Binary Fe–Mo and ternary Fe–Mo–P coatings have been electrochemically deposited from citrate-based electrolyte on mild steel (MS) substrate. Galvanostatic electrodepositions have been conducted for 6 h at 20 mA cm−2 and 30 °C. The electrocatalytic activity of these alloys towards hydrogen evolution reaction (HER) was assessed using steady-state polarization and electrochemical impedance spectroscopy (EIS) techniques. Electrochemical tests were carried out in sodium chloride solutions. All electrodeposited alloys yielded the amorphous structure, revealed by X-ray diffraction patterns. At a current density of 250 mA cm−2, the Fe54Mo30P16 electrode reduced the HER overpotential by 30% in comparison with mild steel.

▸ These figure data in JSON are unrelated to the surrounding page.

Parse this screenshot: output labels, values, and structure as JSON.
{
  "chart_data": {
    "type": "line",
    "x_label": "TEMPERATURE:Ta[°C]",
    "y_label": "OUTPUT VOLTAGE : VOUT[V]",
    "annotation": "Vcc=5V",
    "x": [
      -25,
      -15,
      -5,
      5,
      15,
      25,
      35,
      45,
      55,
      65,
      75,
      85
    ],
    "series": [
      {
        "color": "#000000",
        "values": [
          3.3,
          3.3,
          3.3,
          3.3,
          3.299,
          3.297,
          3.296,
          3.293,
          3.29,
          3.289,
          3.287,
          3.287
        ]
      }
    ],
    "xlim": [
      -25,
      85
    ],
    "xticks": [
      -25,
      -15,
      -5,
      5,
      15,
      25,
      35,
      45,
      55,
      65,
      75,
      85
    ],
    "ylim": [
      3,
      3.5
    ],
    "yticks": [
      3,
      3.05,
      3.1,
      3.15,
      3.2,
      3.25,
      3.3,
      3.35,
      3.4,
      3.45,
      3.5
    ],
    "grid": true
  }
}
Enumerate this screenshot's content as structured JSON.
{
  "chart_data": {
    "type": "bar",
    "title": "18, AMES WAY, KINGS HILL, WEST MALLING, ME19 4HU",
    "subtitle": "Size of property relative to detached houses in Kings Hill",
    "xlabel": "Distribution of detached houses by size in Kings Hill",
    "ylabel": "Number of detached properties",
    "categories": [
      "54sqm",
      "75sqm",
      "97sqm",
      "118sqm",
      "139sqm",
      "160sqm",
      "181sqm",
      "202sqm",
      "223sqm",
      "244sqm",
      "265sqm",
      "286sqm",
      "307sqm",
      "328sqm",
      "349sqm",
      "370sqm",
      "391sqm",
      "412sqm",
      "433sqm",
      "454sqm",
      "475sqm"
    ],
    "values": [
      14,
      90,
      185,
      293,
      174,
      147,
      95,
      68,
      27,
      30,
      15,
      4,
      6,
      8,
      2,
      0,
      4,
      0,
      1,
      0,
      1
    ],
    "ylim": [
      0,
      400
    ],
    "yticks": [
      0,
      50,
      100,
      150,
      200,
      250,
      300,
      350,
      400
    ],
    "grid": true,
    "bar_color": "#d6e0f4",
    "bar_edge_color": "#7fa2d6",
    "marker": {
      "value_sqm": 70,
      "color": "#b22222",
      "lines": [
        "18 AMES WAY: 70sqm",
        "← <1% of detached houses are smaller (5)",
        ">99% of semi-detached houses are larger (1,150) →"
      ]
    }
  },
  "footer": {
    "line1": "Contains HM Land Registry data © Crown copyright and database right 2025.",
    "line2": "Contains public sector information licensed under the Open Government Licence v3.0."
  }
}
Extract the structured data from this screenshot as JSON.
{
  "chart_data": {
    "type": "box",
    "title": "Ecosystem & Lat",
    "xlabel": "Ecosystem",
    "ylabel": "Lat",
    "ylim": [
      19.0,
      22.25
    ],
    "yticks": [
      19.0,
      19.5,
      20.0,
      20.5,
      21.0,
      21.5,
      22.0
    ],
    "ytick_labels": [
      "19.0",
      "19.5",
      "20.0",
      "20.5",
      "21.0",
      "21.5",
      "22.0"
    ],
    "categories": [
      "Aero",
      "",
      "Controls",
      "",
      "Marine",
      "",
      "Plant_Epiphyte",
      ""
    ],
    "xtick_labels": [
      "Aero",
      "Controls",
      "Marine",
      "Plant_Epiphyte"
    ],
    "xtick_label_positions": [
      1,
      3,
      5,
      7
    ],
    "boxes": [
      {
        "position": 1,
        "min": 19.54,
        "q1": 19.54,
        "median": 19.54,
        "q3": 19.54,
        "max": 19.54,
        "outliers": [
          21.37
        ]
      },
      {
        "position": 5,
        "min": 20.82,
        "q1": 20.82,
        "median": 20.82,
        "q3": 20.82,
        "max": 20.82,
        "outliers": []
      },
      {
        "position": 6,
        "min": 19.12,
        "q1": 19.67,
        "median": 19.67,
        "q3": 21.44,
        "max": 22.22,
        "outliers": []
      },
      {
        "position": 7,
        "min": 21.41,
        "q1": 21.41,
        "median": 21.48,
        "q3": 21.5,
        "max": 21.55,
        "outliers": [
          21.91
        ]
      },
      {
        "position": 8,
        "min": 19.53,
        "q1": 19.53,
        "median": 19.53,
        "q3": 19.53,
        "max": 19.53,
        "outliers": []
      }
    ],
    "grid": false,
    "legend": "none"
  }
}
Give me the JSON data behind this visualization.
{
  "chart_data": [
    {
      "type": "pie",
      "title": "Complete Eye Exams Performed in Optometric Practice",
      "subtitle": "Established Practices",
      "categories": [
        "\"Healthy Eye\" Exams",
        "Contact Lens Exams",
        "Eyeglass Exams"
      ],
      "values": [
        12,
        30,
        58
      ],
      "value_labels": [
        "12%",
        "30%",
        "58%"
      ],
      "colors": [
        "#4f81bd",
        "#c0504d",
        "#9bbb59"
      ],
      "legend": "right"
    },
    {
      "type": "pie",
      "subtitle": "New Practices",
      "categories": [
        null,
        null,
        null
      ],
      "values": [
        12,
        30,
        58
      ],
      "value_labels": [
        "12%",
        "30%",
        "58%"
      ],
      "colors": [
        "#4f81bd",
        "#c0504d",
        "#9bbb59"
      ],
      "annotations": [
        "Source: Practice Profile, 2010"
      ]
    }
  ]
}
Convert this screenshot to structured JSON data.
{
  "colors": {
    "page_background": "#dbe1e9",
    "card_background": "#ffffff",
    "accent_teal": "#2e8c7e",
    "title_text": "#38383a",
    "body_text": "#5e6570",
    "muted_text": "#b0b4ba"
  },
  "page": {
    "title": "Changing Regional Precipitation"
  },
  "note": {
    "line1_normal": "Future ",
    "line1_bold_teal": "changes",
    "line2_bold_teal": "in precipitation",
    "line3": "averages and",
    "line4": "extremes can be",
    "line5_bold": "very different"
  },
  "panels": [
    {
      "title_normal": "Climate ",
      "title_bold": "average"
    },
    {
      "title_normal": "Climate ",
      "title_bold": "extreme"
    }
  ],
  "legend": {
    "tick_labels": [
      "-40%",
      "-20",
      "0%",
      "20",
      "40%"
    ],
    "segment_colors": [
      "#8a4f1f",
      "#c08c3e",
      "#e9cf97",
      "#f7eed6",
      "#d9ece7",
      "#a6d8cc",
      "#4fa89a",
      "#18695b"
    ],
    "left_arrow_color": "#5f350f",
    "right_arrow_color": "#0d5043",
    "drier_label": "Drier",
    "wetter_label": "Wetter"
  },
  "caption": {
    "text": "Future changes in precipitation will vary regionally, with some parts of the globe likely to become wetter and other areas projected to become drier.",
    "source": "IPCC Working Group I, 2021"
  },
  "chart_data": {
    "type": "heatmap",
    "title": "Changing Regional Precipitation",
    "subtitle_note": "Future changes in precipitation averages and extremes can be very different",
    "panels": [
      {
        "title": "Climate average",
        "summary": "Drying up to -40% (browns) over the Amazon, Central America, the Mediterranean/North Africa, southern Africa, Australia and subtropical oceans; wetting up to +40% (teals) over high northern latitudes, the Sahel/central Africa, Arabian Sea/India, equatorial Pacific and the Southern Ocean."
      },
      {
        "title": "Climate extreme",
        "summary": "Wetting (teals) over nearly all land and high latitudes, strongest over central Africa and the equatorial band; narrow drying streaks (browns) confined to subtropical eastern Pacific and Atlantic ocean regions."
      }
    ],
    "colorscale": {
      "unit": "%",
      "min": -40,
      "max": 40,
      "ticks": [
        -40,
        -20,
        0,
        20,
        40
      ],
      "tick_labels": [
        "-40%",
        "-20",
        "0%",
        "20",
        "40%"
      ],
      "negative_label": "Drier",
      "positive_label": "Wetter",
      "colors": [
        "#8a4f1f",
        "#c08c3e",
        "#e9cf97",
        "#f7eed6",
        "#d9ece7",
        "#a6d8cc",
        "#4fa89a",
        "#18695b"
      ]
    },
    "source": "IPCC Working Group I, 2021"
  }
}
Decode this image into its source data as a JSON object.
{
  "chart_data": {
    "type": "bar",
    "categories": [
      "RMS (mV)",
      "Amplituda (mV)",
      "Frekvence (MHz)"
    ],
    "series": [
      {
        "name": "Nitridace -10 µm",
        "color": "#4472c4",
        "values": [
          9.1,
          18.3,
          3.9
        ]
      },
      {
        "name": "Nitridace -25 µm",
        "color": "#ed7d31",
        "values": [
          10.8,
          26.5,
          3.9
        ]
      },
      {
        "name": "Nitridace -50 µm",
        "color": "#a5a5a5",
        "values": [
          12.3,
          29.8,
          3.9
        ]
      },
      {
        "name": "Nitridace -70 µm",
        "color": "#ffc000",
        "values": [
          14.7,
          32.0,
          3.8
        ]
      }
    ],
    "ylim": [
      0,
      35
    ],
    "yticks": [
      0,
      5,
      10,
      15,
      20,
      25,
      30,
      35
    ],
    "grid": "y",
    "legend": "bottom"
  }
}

This electrocatalyst also showed an enhancement of 16.5% for the HER overpotential as compared to the binary alloy of Fe53Mo47. The steady-state polarization and EIS results revealed that both the surface roughness and intrinsic activity could be the origin of the promising behaviour of Fe–Mo–P electrocatalyst towards HER. The ternary alloy of Fe–Mo–P could be a considerable candidate in enhancing the HER for alkaline media.